The 30-year-old is married to photographer Sam Handel. They met in passing while she was studying at the Tanglewood Music Festival. “I went to study music there. I was 17 years old. It’s where the Boston Symphony Orchestra keeps its summer home and I started singing there and it was an incredible experience where I had a glimpse of what is possible as an artist.”

But her first encounter with Handel wasn’t something out of a romance novel. “He asked me what I did and I said I was an actress and he said, `Oh, are you a working actor?’ At the time I wasn’t working, and I was very defensive. I was offended by him.”

He was not working in photography at the time, either. “I’m sure I gave him a hard time for whatever computer thing he was doing,” she smiles.

Now they are parents of 14-month old son, Orson. About that, she says, “Having my son, as every woman knows, it’s just an upheaval, but a glorious one. I feel sort of relaxed in my life because having a baby seems a very purposeful thing.”


Tracey Ullman unpacks her suitcase of characters in “Tracey Ullman’s State of the Union,” a five-part series premiering on Showtime March 30. Ullman will play a gaggle of goofies from Cameron Diaz to David Beckham. She tells me she’s always been able to imitate people. “I just always could mimic everybody. I’d go further than mimicking people,” she says. “I’d analyze their social status and why they ARE like that.” It was a natural for her, “coming from somewhere as class-ridden as England where as soon as you open your mouth you know how much you earn, what car you drive where you went to school what you can aspire to, what you cant aspire to.”


Jason Lee is so good as Earl on NBC’s “My Name is Earl,” that it seems he’s been acting all his life. Not so. Lee was originally a skateboarder who watched movies like anyone else. He recalls how he first got into acting. “I was 24. And my girlfriend at the time, her mother was a manager for actors and she’s still my manager to this day. She knew the casting director of `Mallrats,’ Don Phillips. I went in to meet with him. He said, `He seems like a nice kid but he’s a skateboarder, he’s not even an actor. But I’ll have him come back and read as sort of a favor.’ So I came back and read for (director) Kevin Smith a bunch of times, and he finally gave me the part.”

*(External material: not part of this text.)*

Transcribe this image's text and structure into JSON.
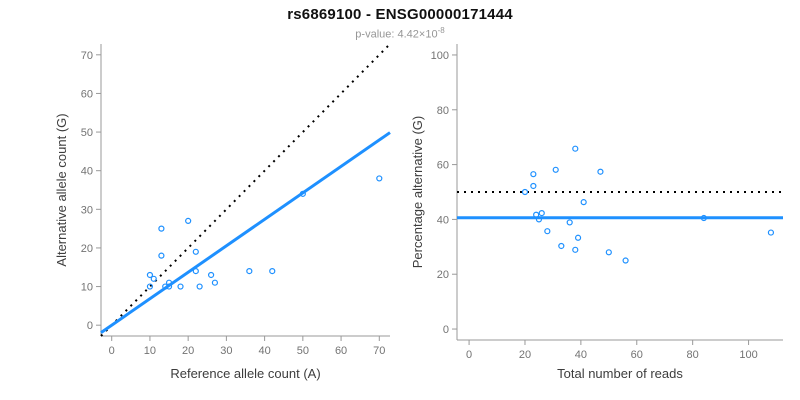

“My Name is Earl” returns with original episodes on April 3.


Robson Green returns with Season 5 of “Wire in the Blood,” premiering on BBC America April 6. The first episode is the only one shot in the USA and Green’s character really walks on the wild side as far as Texas. Green, who came from a working class family in Newcastle, says it was a Disney movie that first inspired him. “It was going to the cinema the first time, `Bed Knobs and Broomsticks.’ What a movie that was! Actors interacting with animated characters, the wizardry and motion. I was 6 or 7. I just had this amazing experience. I thought, `That’s what I want to watch. I don’t want to go outside and play, chase or anything like that. I want to watch films all the time.’ Which is what I did.”